Patel looked at the boards as just one more hurdle he had to jump in pursuit of his career objectives. Unlike most of his classmates, he decided “to use zero books” and just use practice questions as his main foundation, finding that doing questions forced him to engage in the material, critically think about the topic, and reason through the answer choices. “The question banks that I used do a very good job of explaining the question, the correct answer, and just as valuable, why the other choices are incorrect. If these explanations were insufficient or if I wanted more information about something, I just went online and looked it up.”
As did the Romeros, Patel took a half-length practice exam at his testing center; his main goal was to get a sense of the logistics — driving route, testing environment, what the assigned locker would accommodate, where the bathrooms were, what the temperature was like. “Getting rid of all those small details that could cause unnecessary problems come test day is a good thing,” he says.

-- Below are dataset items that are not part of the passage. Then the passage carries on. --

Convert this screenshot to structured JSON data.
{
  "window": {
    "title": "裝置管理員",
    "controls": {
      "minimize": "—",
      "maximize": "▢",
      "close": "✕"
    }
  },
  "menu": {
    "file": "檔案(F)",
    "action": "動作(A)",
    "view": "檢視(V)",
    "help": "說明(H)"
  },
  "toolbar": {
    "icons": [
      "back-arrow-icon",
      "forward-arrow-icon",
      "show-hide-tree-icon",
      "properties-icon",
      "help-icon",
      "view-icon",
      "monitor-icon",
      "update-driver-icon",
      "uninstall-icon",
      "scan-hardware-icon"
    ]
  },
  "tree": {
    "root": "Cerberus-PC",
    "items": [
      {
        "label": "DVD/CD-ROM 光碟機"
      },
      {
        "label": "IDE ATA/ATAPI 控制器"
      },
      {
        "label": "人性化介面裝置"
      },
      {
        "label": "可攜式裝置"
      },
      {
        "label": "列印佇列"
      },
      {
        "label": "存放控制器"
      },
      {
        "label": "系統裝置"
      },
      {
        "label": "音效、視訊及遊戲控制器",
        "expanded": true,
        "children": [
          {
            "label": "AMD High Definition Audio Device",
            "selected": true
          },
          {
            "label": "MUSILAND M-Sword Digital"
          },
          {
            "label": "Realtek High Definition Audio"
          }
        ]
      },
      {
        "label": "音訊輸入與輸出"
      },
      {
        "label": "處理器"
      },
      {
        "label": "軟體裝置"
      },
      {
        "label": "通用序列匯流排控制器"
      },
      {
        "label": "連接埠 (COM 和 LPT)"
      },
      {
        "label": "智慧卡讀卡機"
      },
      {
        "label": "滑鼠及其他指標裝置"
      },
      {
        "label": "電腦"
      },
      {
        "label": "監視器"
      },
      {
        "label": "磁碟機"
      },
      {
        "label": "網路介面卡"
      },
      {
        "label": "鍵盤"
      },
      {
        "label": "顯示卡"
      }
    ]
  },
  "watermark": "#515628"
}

And, so, what was it like?
“It’s one of the most challenging exams I have taken so far,” Aberra says, “mentally, physically and emotionally. Regardless of how many questions I felt like I answered correctly, coming out of that exam was a great relief!” The students agree that despite Herculean preparation, the exam was a bit of a surprise — “more conceptual and less fact-based than we thought it would be,” Ron Romero says, “but we left the test knowing that we had done the best we could.”
Patel agrees: “A fair number of questions were more challenging than a lot of us were expecting based on practice exams.” A complicating factor is the presence of numerous, randomly-placed “experimental” questions that don’t count toward a student’s score, but are used to gather pilot data by test writers for potential use in future exams. “A lot of us are convincing ourselves that everything we didn’t know were experimental questions!” jokes Patel.
After just a few free days, year 3 orientation and clinical rotations got underway on May 5.
Aberra sums it up succinctly: “M2 year was a short but vivid experience.”
The Romeros are amazed at how quickly medical school is going. “At first,” says Jen, “we thought about the years involved, how old we’d be when we finished, but now, it’s just going so quickly! I’m so proud of us!”